AbstractPurpose of review
P450 oxidoreductase deficiency – a newly described form of congenital adrenal hyperplasia – typically presents a steroid profile suggesting combined deficiencies of steroid 21-hydroxylase and 17α-hydroxylase/17,20-lyase activities. These and other enzymes require electron donation from P450 oxidoreductase. The clinical spectrum of P450 oxidoreductase deficiency ranges from severely affected children with ambiguous genitalia, adrenal insufficiency and the Antley–Bixler skeletal malformation syndrome to mildly affected individuals with polycystic ovary syndrome.
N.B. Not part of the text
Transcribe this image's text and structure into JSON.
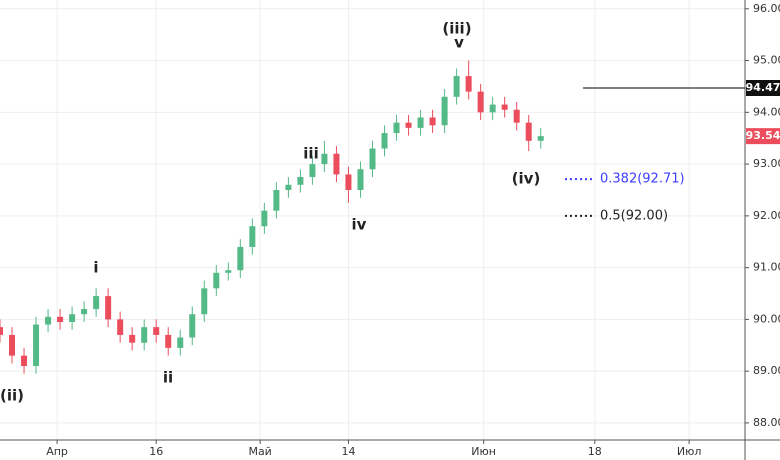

We review current knowledge of P450 oxidoreductase deficiency and its broader implications.Recent findings
Since the first report in 2004, at least 21 P450 oxidoreductase mutations have been reported in over 40 patients. The often subtle manifestations of P450 oxidoreductase deficiency suggest it may be relatively common. P450 oxidoreductase deficiency, with or without Antley–Bixler syndrome, is autosomal recessive, whereas Antley–Bixler syndrome without disordered steroidogenesis is caused by autosomal dominant fibroblast growth factor receptor 2 mutations. In-vitro assays of P450 oxidoreductase missense mutations based on P450 oxidoreductase-supported P450c17 activities provide excellent genotype/phenotype correlations. The causal connection between P450 oxidoreductase deficiency and disordered bone formation remains unclear.Summary
P450 oxidoreductase mutations cause combined partial deficiency of 17α-hydroxylase and 21-hydroxylase. Individuals with an Antley–Bixler syndrome-like phenotype presenting with sexual ambiguity or other abnormalities in steroidogenesis should be analyzed for P450 oxidoreductase deficiency.